R. A decisão com o voto do Teori Zavascki é importante porque ela vai dizer que a execução provisória da pena vale para todos os casos, e não deve ser decidida caso a caso como o Supremo vinha fazendo. A execução provisória permitiu que a gente executasse a pena para crimes contra a administração pública, como corrupção e peculato (apropriação indevida de dinheiro público), mas também para crimes gravíssimos, como homicídios – o caso do Pimenta Neves é um exemplo (jornalista que assassinou colega em 2000 e recorreu de sua condenação até 2011, no STF, quando começou de fato a cumprir pena). Há ainda os crimes contra a liberdade sexual, como estupro e pornografia infantil, que são os crimes nos quais os réus recorrem soltos. Para não falar do caso de homicídios. Como não pode ter execução provisória depois do Tribunal do Juri se esse tribunal é soberano e em apelação sequer se pode mudar a pena, só se pode anular ou não, só se pode rever? Para quem é da área criminal, isso é fundamental para a eficiência e utilidade do processo penal.
Mudar isso também prejudica o repatriamento de bens no exterior, porque os países não repatriam sem trânsito em julgado. E você fica sem poder executar coisa nenhuma: nem a pena nem o repatriamento. E a prescrição correndo... Tanto que o Supremo vem dizendo agora que os acórdãos interrompem a prescrição, que é uma outra discussão em pauta.
P. E o argumento de que o cumprimento da pena viola a presunção de inocência contida no artigo da Constituição?
R. A presunção da inocência traz a possibilidade de discutir e recorrer, mas não quer dizer que pode recorrer até o final dos tempos, até o transitado e julgado, que não haverá por excesso de recursos. Isso prejudicaria também o repatriamento de bens no exterior. E você fica sem poder executar coisa nenhuma: nem a pena nem o repatriamento.

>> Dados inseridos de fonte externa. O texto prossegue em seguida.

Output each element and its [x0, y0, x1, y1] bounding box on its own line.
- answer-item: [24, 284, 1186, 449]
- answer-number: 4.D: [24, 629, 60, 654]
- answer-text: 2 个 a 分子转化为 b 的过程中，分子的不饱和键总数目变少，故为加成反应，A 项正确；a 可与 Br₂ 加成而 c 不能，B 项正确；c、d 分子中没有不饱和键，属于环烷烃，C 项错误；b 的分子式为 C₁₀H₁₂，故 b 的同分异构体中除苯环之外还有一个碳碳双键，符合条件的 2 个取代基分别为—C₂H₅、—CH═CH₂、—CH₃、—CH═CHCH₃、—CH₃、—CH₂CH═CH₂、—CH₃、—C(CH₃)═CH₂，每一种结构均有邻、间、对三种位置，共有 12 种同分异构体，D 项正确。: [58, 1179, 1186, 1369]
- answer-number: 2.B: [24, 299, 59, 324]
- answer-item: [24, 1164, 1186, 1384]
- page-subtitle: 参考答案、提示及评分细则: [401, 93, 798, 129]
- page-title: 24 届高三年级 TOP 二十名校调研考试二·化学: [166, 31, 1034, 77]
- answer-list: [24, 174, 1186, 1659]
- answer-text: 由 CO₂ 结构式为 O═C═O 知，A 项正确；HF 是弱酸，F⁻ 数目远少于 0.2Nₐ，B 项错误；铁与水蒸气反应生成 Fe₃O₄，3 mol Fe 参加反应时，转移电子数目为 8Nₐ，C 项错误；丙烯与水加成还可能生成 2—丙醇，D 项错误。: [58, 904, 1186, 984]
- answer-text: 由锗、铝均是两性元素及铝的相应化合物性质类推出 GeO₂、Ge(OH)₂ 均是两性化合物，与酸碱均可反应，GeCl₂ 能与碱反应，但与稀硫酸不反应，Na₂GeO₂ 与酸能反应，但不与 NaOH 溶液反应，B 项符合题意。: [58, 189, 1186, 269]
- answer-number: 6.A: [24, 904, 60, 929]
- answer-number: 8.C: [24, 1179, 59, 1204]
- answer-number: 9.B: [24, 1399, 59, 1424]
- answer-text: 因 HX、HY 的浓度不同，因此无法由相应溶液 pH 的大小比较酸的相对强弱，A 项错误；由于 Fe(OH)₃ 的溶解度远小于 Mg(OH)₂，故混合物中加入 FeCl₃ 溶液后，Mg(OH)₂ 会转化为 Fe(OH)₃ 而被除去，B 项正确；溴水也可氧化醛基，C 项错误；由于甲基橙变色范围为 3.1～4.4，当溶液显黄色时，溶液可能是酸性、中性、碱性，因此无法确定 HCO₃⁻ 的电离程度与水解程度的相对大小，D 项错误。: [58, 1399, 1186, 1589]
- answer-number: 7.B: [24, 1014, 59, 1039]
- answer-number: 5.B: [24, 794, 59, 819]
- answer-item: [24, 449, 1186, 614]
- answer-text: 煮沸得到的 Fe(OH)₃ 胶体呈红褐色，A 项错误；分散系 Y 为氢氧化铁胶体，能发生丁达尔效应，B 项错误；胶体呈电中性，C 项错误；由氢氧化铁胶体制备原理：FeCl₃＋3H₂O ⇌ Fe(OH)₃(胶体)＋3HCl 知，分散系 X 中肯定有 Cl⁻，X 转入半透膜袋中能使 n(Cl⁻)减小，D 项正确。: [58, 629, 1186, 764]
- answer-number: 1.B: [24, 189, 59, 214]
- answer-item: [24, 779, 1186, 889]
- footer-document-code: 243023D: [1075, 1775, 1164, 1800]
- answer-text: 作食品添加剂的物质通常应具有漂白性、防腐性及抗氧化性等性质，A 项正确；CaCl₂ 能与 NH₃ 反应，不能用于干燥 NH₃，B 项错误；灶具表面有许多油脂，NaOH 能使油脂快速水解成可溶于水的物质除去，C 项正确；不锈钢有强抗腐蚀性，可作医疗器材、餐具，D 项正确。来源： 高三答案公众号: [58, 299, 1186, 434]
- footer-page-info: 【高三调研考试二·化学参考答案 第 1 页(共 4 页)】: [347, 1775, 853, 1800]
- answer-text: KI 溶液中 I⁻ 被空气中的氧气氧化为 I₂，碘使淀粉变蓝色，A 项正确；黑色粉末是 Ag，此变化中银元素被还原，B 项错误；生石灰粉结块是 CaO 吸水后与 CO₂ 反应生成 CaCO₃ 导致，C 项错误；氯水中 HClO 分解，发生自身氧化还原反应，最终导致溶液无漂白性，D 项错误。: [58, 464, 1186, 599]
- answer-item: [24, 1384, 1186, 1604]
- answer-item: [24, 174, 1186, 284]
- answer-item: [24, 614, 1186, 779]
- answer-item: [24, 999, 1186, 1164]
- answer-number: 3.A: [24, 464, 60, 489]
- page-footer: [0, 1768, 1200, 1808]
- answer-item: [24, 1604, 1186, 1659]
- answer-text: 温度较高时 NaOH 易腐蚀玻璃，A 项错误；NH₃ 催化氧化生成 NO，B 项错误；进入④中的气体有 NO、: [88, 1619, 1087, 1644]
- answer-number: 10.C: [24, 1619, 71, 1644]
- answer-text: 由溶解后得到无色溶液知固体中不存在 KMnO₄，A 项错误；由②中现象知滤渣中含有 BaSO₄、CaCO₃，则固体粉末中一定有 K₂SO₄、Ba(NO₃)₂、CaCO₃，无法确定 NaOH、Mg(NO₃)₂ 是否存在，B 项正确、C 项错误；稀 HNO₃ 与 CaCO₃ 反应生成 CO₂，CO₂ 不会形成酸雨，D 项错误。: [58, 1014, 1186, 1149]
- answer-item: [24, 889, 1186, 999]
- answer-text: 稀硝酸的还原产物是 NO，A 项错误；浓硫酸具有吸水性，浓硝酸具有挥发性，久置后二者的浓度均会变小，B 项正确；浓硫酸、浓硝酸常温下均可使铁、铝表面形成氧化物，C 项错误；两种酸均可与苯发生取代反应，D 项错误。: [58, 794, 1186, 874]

E a prescrição correndo... Tanto que o Supremo vem dizendo agora que os acórdãos interrompem a prescrição, que é uma outra discussão que a gente está tendo.
P. E o argumento de que a execução provisória da pena vai agravar o problema da superpopulação carcerária no Brasil?
R. Essa crítica de que a execução provisória aumentaria a população carcerária não é verdadeira. A população carcerária brasileira, que é enorme, mais de 700 mil pesos, é basicamente presa em flagrante ou com prisão preventiva. Quem está preso no Brasil? 40% das mulheres que estão presas é por tráfico de drogas. No caso dos homens, 30% é tráfico de drogas, depois é crime contra o patrimônio e depois os homicídios. A grande questão do sistema carcerário brasileiro é não fazer a diferença entre o pequeno traficante, o grande traficante e o usuário, que é a discussão que o ministro Roberto Barroso quer fazer - e que está parado por um pedido de vistas - que é a quantidade de drogas para se enquadrar.
Se você pegar a execução provisória da pena, você vai ver que ela não é aplicada para esses crimes. Quem está preso no Brasil é porque foi pego em flagrante ou por prisão provisória logo depois - não é por execução provisória da pena. As pesquisas do Supremo feitas pelo ministro Barroso e por Rogerio Schietti, no STJ, que foram divulgadas, mostram claramente que a revisão das penas ocorre em pouquíssimos casos. Há revisão de progressão de regime? Sim. Há revisão de tamanho da pena? Há. Mas isso é de réu preso e eu sei porque atuo nesses casos do STJ e basicamente é tráfico de drogas.